Les marins ne savent pas nager par Dominique Scali paru en 2022 aux éditions La Peuplade. Oyé, Oyé chèr.e.s concitoyen.e.s, savez-vous nager? Bien que cette fonction ne soit pas essentielle pour vous immerger dans ces pages, sachez qu’ils vous faudra rendre les armes et savoir échouer avec style sur les rives escarpées de l’île dYs : un bout de terre perdu au milieu de l’Atlantique au XVIII ème siècle. Le citoyen Joybbert, charpentier de la Marine issoise a déposé une requête pour une reconnaissance posthume en l’honneur de Danaé Berrubé-Portaguen dite Poussin pour son rôle joué dans le coup d’État de la Grande Rotation. Il faut avoir du courage pour être issoise ou issois. Un.e citoyen.n.e de ce nom se doit de faire ses preuves avant toutes choses pour accéder au Graal : vivre dans la cité fortifiée à l’abri des grandes marées d’équinoxe. Et Danaé n’en manque point, d’abnégation et d’audace. Son destin, ici conté, s’étale sur une lecture passionnante, foisonnante, bluffante de plus de 700 pages. L'autrice invente une langue vernaculaire colorée et adopte les codes du roman d'aventures maritimes pour mieux nous charmer. Sirènes ou sorcières, le magnétisme des personnages opère à merveille pour un deuxième roman époustouflant de maîtrise. Destination le littoral déchiqueté de falaises nues, que seuls les oiseaux et les navires de faible tonnage peuvent approcher : l’île d’Ys, ce soir, à Mission encre noire, en compagnie de la citoyenne Dominique Scali.

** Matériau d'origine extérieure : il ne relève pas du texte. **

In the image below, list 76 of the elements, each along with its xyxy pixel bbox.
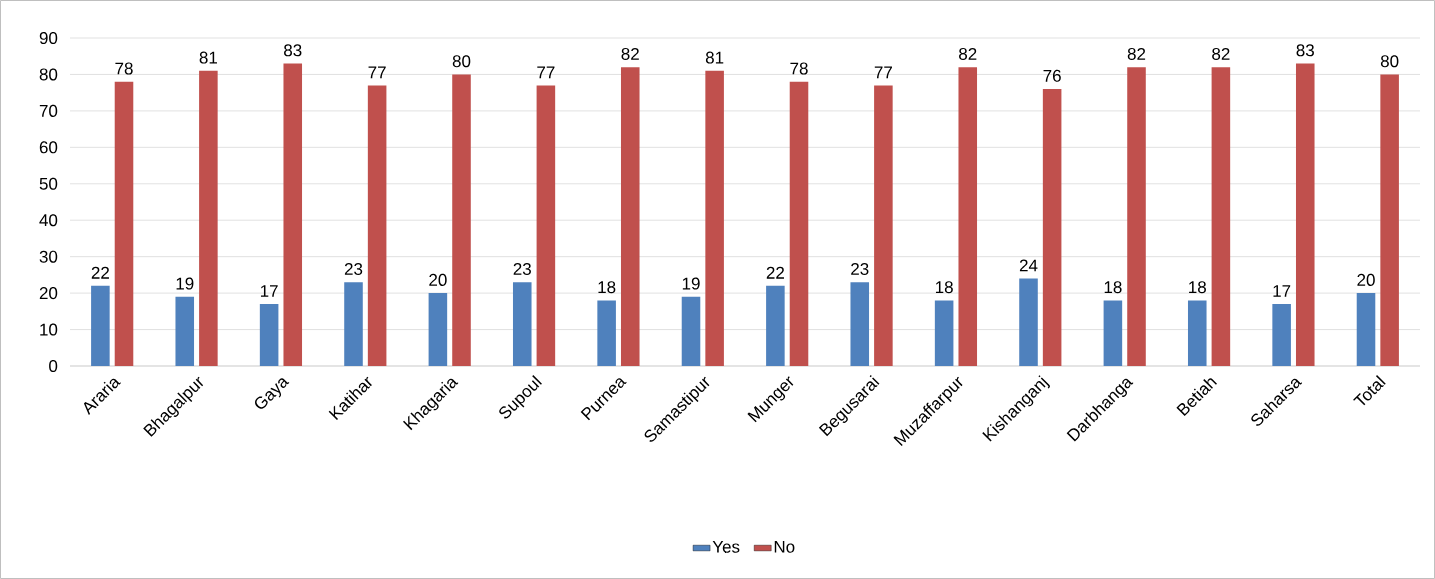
data-label: 78 [790,62,808,75]
legend-label: No [774,540,795,553]
data-label: 78 [115,62,133,75]
bar [199,70,218,366]
bar [789,81,809,366]
bar [1019,278,1038,366]
data-label: 77 [874,66,892,79]
bar [597,300,616,366]
y-tick-label: 50 [39,177,58,190]
data-label: 22 [91,266,109,279]
y-tick-label: 30 [39,250,58,263]
data-label: 77 [368,66,386,79]
data-label: 19 [176,277,194,290]
bar [1211,67,1231,366]
legend-label: Yes [712,540,740,553]
bar [874,85,893,366]
bar [1295,63,1315,366]
data-label: 83 [1296,44,1314,57]
bar [536,85,556,366]
bar [850,282,870,366]
data-label: 82 [621,47,639,60]
y-tick-label: 60 [39,141,58,154]
data-label: 23 [513,262,531,275]
data-label: 77 [537,66,555,79]
data-label: 20 [429,273,447,286]
bar [958,67,978,366]
bar [620,67,640,366]
bar [1103,300,1123,366]
data-label: 17 [260,285,278,297]
y-tick-label: 80 [39,68,58,81]
bar [512,282,532,366]
data-label: 81 [705,51,724,64]
data-label: 82 [1212,47,1230,60]
bar [259,304,279,366]
data-label: 80 [452,55,471,68]
bar [1042,89,1062,366]
bar [283,63,303,366]
bar [934,300,954,366]
data-label: 19 [682,277,700,290]
data-label: 80 [1380,55,1399,68]
bar [681,296,701,366]
y-tick-label: 20 [39,287,58,300]
bar [1356,293,1376,366]
bar [766,285,785,366]
y-tick-label: 90 [39,31,58,45]
data-label: 20 [1357,273,1375,286]
bar [705,70,724,366]
data-label: 18 [1189,281,1206,294]
data-label: 18 [1104,281,1122,294]
data-label: 22 [766,266,784,279]
bar [344,282,363,366]
y-tick-label: 40 [39,214,58,227]
data-label: 82 [1127,47,1146,60]
bar [91,285,110,366]
data-label: 83 [284,44,302,57]
bar [452,74,471,366]
data-label: 23 [344,262,363,275]
bar [367,85,387,366]
bar [1187,300,1207,366]
y-tick-label: 10 [40,323,58,336]
bar [1380,74,1399,366]
y-tick-label: 0 [49,359,58,373]
bar [175,296,195,366]
y-tick-label: 70 [39,104,58,117]
bar [114,81,134,366]
bar [428,293,448,366]
data-label: 76 [1043,69,1061,82]
data-label: 82 [959,47,977,60]
data-label: 17 [1273,285,1291,297]
bar [1127,67,1146,366]
data-label: 81 [199,51,217,64]
bar [1272,304,1291,366]
data-label: 18 [598,281,616,294]
data-label: 18 [935,281,953,294]
data-label: 23 [851,262,869,275]
data-label: 24 [1019,259,1038,272]
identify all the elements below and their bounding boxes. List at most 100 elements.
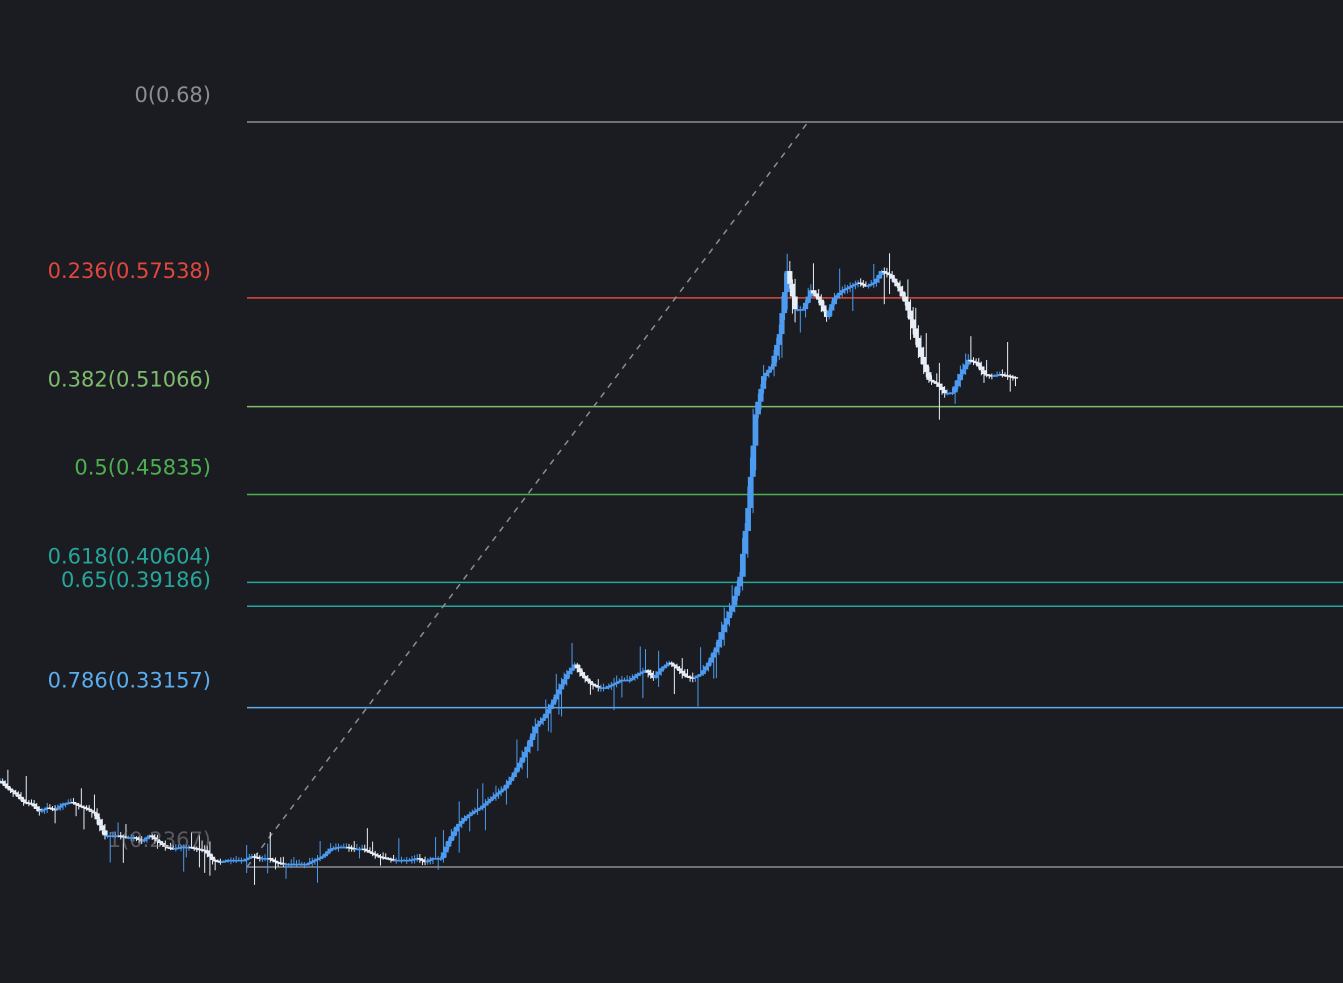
candle-body xyxy=(265,858,271,860)
candle-body xyxy=(789,283,796,297)
candle-body xyxy=(519,757,525,763)
candle-body xyxy=(312,859,318,862)
candle xyxy=(690,672,696,683)
candle-body xyxy=(406,859,412,862)
candle xyxy=(561,672,567,687)
candle-body xyxy=(286,863,292,866)
candle-body xyxy=(207,853,213,857)
candle xyxy=(637,646,643,677)
candle-body xyxy=(162,844,168,847)
candle xyxy=(871,263,877,288)
candle xyxy=(217,858,224,865)
candle xyxy=(26,800,32,807)
candle xyxy=(215,859,221,863)
candle-body xyxy=(55,807,61,810)
candle-body xyxy=(779,313,785,335)
candle xyxy=(480,783,486,811)
candle-body xyxy=(747,476,754,509)
candle-body xyxy=(362,848,368,851)
candle-body xyxy=(299,863,305,866)
candle-body xyxy=(679,670,685,674)
candle xyxy=(362,844,368,853)
candle-body xyxy=(781,292,788,314)
candle-body xyxy=(63,803,69,805)
candle-body xyxy=(976,362,982,367)
candle xyxy=(401,858,407,862)
candle-body xyxy=(997,374,1003,376)
candle xyxy=(70,797,77,805)
candle-body xyxy=(104,835,111,837)
candle xyxy=(624,675,630,682)
candle xyxy=(157,839,163,847)
candle-body xyxy=(501,788,507,791)
candle xyxy=(952,380,958,404)
candle xyxy=(984,360,990,378)
candle xyxy=(553,673,559,703)
candle-body xyxy=(663,664,670,667)
candle-body xyxy=(398,859,405,862)
candle xyxy=(545,703,552,732)
candle xyxy=(36,806,42,816)
candle xyxy=(68,798,74,804)
candle xyxy=(63,802,69,808)
candle xyxy=(666,660,672,667)
candle xyxy=(642,649,649,673)
candle-body xyxy=(65,802,71,805)
candle-body xyxy=(726,611,733,619)
candle-body xyxy=(711,652,717,658)
candle-body xyxy=(167,847,174,849)
candle xyxy=(495,788,502,799)
candle xyxy=(942,386,948,398)
candle xyxy=(76,802,82,810)
candle xyxy=(385,857,391,860)
candle-body xyxy=(677,668,683,671)
candle xyxy=(372,850,378,859)
candle xyxy=(905,279,911,318)
candle xyxy=(254,852,260,860)
candle xyxy=(989,373,995,380)
candle xyxy=(485,796,491,806)
candle xyxy=(619,675,625,698)
candle xyxy=(7,787,14,794)
candle-body xyxy=(910,319,916,329)
candle-body xyxy=(152,837,158,840)
candle-body xyxy=(734,586,740,596)
candle xyxy=(301,862,307,869)
candle xyxy=(551,697,557,707)
candle-body xyxy=(236,859,242,862)
candle xyxy=(380,852,386,860)
candle xyxy=(963,353,969,375)
candle-body xyxy=(422,860,428,863)
candle xyxy=(112,831,119,838)
candle xyxy=(199,840,205,853)
candle-body xyxy=(388,858,394,861)
candle-body xyxy=(739,553,746,577)
candle-body xyxy=(535,723,541,727)
candle-body xyxy=(173,848,179,850)
candle-body xyxy=(157,841,163,844)
candle-body xyxy=(986,374,992,377)
candle-body xyxy=(606,686,612,688)
candle-body xyxy=(897,286,903,292)
candle xyxy=(603,685,609,689)
candle-body xyxy=(427,859,433,861)
candle-body xyxy=(259,858,265,860)
candle-body xyxy=(661,666,667,669)
candle-body xyxy=(553,694,559,700)
candle-body xyxy=(188,846,195,849)
candle-body xyxy=(858,282,864,284)
candle xyxy=(186,844,192,851)
candle xyxy=(78,788,84,808)
candle xyxy=(800,307,806,311)
candle-body xyxy=(118,835,124,837)
candle xyxy=(750,408,756,514)
candle xyxy=(13,789,19,796)
candle xyxy=(774,337,780,363)
candle-body xyxy=(755,401,761,415)
candle-body xyxy=(125,837,132,839)
candle xyxy=(540,715,546,726)
candle xyxy=(1005,342,1011,380)
candle xyxy=(527,736,533,754)
candle-body xyxy=(981,370,987,375)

Extrait:« À tribord, au-delà de la pointe du Vieux, une bande de crépuscule rose surlignait le niveau de la mer. Droit devant la proue, ils embouquèrent l'étroit mais profond passage menant à la rade du port d'Ys. Côté est, une suite de protubérances rocheuses surmontées d'une batterie. Côté ouest, un tentacule semi-immergé qui prolongeait la paroi du goulet dans la baie comme un avant poste. Cette bande de gravier et de sable était le résultat de l'action des courants conjuguée à l'accumulation d'épaves échouées sur ses contreforts. On pouvait encore voir briller dans son épaisseur la bouche d'un canon enseveli, reflétant le soleil quand elle n'était pas camouflée par les algues. En creusant un trou en son centre, on eût réalisé que ce bras était moins une bande de terre qu'un ramassis d'échardes qui s'engraissaient toujours plus de leur propre action. Au fond de l'échancrure, un désordre de lampes, torches et bougies formait un amphithéâtre de lumières, la ville se découpant contre le ciel presque noir. Danaé resta éblouie, les bras serrés sous sa cape de lin.»